Pourquoi la fin d’un film d’animation japonais me laisse perplexe ?
#1
Je viens de regarder ce film d’animation japonais des années 90 dont tout le monde parle, et je dois avouer que je suis un peu perdu sur la fin. J’ai trouvé l’univers visuel absolument hypnotique, mais le dernier quart d’heure m’a laissé avec plus de questions que de réponses. C’est comme si j’avais loupé un élément clé qui relie tout. Des gens ici ont-ils ressenti la même chose ? Je me demande si c’est le genre d’histoire où il faut juste se laisser porter par l’ambiance, ou si j’ai vraiment besoin de revoir certains passages pour saisir le propos.
Répondre
#2
Je te comprends tout à fait, cette immersion visuelle peut laisser une impression de mystère même après la fin, comme si on avait été hypnotisé par les images et pas par les explications. Si le cœur te perd encore avec cette fin ambiguë, c’est peut-être que le film veut justement que l’on attende des clefs dans notre propre tête. Tu as aussi ressenti cette sensation de vide et de curiosité ?
Répondre
#3
Pour moi, l’important n’est pas de caser une réponse unique mais de repérer les motifs qui reviennent: le mouvement des images, le son, les silences. Si la fin reste ambiguë, c’est peut-être parce que le film refuse de tout expliquer et préfère que l’on habite le sens. Le propos peut être plus dans l’expérience que dans une explication claire, et le mot clé ici n’est pas la résolution mais la manière dont l’univers est tissé.
Répondre
#4
On dirait que ces films des années 90 aiment tester ta patience autant que l’écran.
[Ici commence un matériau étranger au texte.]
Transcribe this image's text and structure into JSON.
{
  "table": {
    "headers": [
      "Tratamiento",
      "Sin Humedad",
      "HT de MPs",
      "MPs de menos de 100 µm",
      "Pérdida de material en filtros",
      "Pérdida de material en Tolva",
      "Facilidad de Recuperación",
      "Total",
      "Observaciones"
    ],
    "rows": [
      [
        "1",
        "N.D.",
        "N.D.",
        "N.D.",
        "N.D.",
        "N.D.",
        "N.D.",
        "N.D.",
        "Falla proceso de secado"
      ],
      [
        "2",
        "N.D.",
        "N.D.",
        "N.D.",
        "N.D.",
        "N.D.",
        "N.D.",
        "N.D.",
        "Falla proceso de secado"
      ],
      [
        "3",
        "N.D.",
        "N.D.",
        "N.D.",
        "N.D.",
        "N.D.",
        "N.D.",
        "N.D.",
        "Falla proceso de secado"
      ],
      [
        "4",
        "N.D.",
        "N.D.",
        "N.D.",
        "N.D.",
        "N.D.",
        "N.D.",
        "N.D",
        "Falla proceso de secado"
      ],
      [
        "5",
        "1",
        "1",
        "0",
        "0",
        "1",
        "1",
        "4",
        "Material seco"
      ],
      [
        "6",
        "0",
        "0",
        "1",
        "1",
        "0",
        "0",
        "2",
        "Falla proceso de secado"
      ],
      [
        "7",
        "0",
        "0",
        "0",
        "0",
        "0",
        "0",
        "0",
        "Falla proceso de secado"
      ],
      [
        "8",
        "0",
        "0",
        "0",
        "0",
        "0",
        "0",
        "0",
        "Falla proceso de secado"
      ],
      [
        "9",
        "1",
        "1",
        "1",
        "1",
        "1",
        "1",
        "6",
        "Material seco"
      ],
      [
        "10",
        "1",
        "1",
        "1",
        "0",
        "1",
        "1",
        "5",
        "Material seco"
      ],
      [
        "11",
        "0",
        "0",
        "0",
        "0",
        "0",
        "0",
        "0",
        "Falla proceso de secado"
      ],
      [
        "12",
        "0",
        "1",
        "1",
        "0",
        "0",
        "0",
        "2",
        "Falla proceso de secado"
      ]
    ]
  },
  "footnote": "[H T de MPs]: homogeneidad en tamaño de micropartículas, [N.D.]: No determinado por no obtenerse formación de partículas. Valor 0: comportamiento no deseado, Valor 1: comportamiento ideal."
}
Le dernier quart peut te laisser des questions, et c’est normal: le style prend le pas sur une narration linéaire. Cette fin ambiguë peut te coller à l’écran et te pousser à écrire ta propre logique.
Répondre
#5
Reformulation: est‑ce que l’histoire cherche vraiment à tout expliquer ou est‑ce qu’elle dramatise des concepts plus vastes par l’atmosphère et les symboles ? Si on accepte que tout ne soit pas dit, le film peut gagner en sens même sans une résolution nette. Et tu te diras peut‑être que l’important est ce que cette fin t’évoque, pas ce qu’elle affirme.
Répondre
#6
J’aime aussi penser au contexte: les habitudes liées au genre et à l’époque jouent sur l’attente. Certaines fins ne donnent pas de règle claire mais ouvrent un espace pour que le spectateur s’y projette. Le mot clé reste le cadre visuel et sonore, qui peut suffire à faire du sujet une expérience plus qu’une explication.
Répondre
#7
Pour moi, deux options: soit je revis le passage précis qui me gêne et j’écoute les sensations, soit j’accepte que l’univers fasse lien différemment selon chacun. Le plus important est de ne pas chercher une réponse unique tout de suite et de voir si l’ambiance suffit à garder le film vivant en mémoire. fin ambiguë ou non, le reste dépend de ce que tu en retires.
Répondre


[-]
Réponse rapide
Message
Saisissez votre réponse à ce message ici.

Code de confirmation
Veuillez saisir le texte figurant dans l’image ci-dessous. Ce procédé permet de bloquer les robots.